Ramphele: Govt can't be regulator and player
2012-09-11 22:16
Johannesburg - Academic and anti-apartheid activist Mamphela Ramphele said on Tuesday that the government must rise up to its responsibility as regulator of the mining industry.
Ramphele, the chairperson of mining company Gold Fields, told CNN's Christiane Amanpour that the government could not be both a regulator and a player within the mining industry, as it indirectly owns shares in mining companies.
Amanpour was questioning Ramphele on the unrest in the mining industry, on her self-titled show Amanpour on CNN, where she briefly interviewed expelled ANCYL leader Julius Malema as well.
Ramphele said that the shooting at Lonmin's Marikana mine where 34 strikers were killed was a failure of leadership, saying "we have failed to step up to the plate" 18 years into democracy.
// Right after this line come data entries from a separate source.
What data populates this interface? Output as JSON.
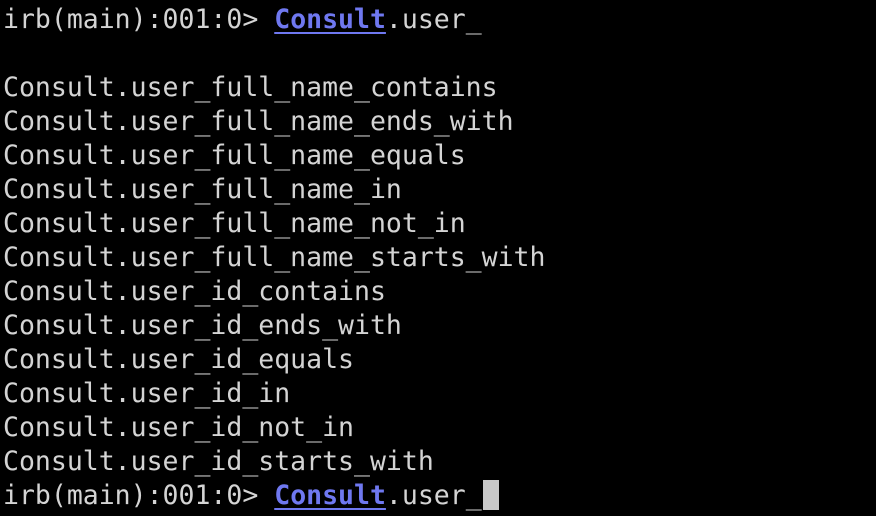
{
  "prompt": {
    "text": "irb(main):001:0> ",
    "constant": "Consult",
    "input": ".user_"
  },
  "completions": [
    "Consult.user_full_name_contains",
    "Consult.user_full_name_ends_with",
    "Consult.user_full_name_equals",
    "Consult.user_full_name_in",
    "Consult.user_full_name_not_in",
    "Consult.user_full_name_starts_with",
    "Consult.user_id_contains",
    "Consult.user_id_ends_with",
    "Consult.user_id_equals",
    "Consult.user_id_in",
    "Consult.user_id_not_in",
    "Consult.user_id_starts_with"
  ],
  "colors": {
    "background": "#000000",
    "text": "#d4d4d4",
    "constant": "#6f78f0",
    "cursor": "#c8c8c8"
  }
}
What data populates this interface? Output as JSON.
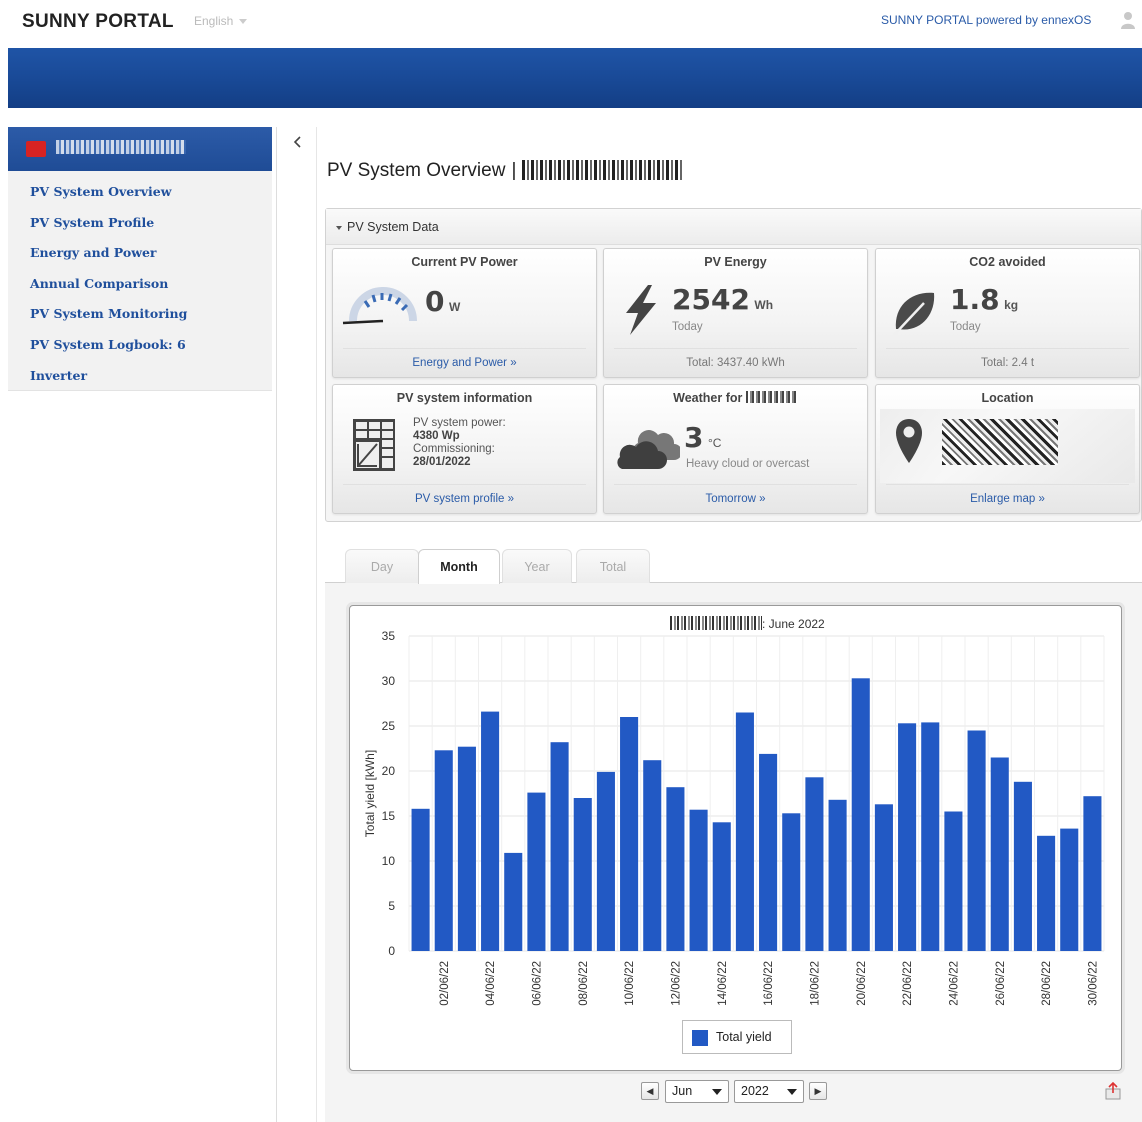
{
  "header": {
    "logo": "SUNNY PORTAL",
    "language": "English",
    "powered_by": "SUNNY PORTAL powered by ennexOS"
  },
  "sidebar": {
    "items": [
      {
        "label": "PV System Overview"
      },
      {
        "label": "PV System Profile"
      },
      {
        "label": "Energy and Power"
      },
      {
        "label": "Annual Comparison"
      },
      {
        "label": "PV System Monitoring"
      },
      {
        "label": "PV System Logbook: 6"
      },
      {
        "label": "Inverter"
      }
    ]
  },
  "page": {
    "title": "PV System Overview",
    "title_sep": "|"
  },
  "system_data": {
    "heading": "PV System Data",
    "tiles": {
      "current_power": {
        "title": "Current PV Power",
        "value": "0",
        "unit": "W",
        "link": "Energy and Power »"
      },
      "energy": {
        "title": "PV Energy",
        "value": "2542",
        "unit": "Wh",
        "sub": "Today",
        "footer": "Total: 3437.40 kWh"
      },
      "co2": {
        "title": "CO2 avoided",
        "value": "1.8",
        "unit": "kg",
        "sub": "Today",
        "footer": "Total: 2.4 t"
      },
      "info": {
        "title": "PV system information",
        "power_label": "PV system power:",
        "power_value": "4380 Wp",
        "commission_label": "Commissioning:",
        "commission_value": "28/01/2022",
        "link": "PV system profile »"
      },
      "weather": {
        "title": "Weather for",
        "value": "3",
        "unit": "°C",
        "desc": "Heavy cloud or overcast",
        "link": "Tomorrow »"
      },
      "location": {
        "title": "Location",
        "link": "Enlarge map »"
      }
    }
  },
  "tabs": [
    {
      "label": "Day",
      "active": false
    },
    {
      "label": "Month",
      "active": true
    },
    {
      "label": "Year",
      "active": false
    },
    {
      "label": "Total",
      "active": false
    }
  ],
  "chart_nav": {
    "month": "Jun",
    "year": "2022",
    "prev": "◀",
    "next": "▶"
  },
  "colors": {
    "accent": "#1f54a6",
    "bar": "#2259c4",
    "link": "#2a5ba8"
  },
  "chart_data": {
    "type": "bar",
    "title": ": June 2022",
    "ylabel": "Total yield [kWh]",
    "ylim": [
      0,
      35
    ],
    "yticks": [
      0,
      5,
      10,
      15,
      20,
      25,
      30,
      35
    ],
    "categories": [
      "01/06/22",
      "02/06/22",
      "03/06/22",
      "04/06/22",
      "05/06/22",
      "06/06/22",
      "07/06/22",
      "08/06/22",
      "09/06/22",
      "10/06/22",
      "11/06/22",
      "12/06/22",
      "13/06/22",
      "14/06/22",
      "15/06/22",
      "16/06/22",
      "17/06/22",
      "18/06/22",
      "19/06/22",
      "20/06/22",
      "21/06/22",
      "22/06/22",
      "23/06/22",
      "24/06/22",
      "25/06/22",
      "26/06/22",
      "27/06/22",
      "28/06/22",
      "29/06/22",
      "30/06/22"
    ],
    "tick_labels": [
      "02/06/22",
      "04/06/22",
      "06/06/22",
      "08/06/22",
      "10/06/22",
      "12/06/22",
      "14/06/22",
      "16/06/22",
      "18/06/22",
      "20/06/22",
      "22/06/22",
      "24/06/22",
      "26/06/22",
      "28/06/22",
      "30/06/22"
    ],
    "series": [
      {
        "name": "Total yield",
        "values": [
          15.8,
          22.3,
          22.7,
          26.6,
          10.9,
          17.6,
          23.2,
          17.0,
          19.9,
          26.0,
          21.2,
          18.2,
          15.7,
          14.3,
          26.5,
          21.9,
          15.3,
          19.3,
          16.8,
          30.3,
          16.3,
          25.3,
          25.4,
          15.5,
          24.5,
          21.5,
          18.8,
          12.8,
          13.6,
          17.2
        ]
      }
    ]
  }
}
The crisis in the mines would only end if the government and interested parties played their role, Sapa reported her as saying.
"Government, unions, mining companies and the society should take up their roles and lead now."
She also said that South Africans must hold the government accountable for the remilitarising of the police force.
Earlier in the show, Malema told Amanpour that he wants to see the country's miners strike five days every month.
"The strikes in the different mines would have to be co-ordinated every month... the action will go on for five working days," he said.
Earlier on Tuesday, speaking to miners at Gold Fields' Driefontein mine outside Carletonville, Malema called on all workers there to strike.
"There must be a national strike at all the mines until [National Union of Mineworkers' secretary-general] Frans Baleni and the union's leadership step down with immediate effect."
Businesswoman and academic Dr Mamphela Ramphele told Amanpour there had been a failure of leadership in the country.
"Leaders, including Malema have failed to step up and lead the country to realise that dream that emerged in 1994."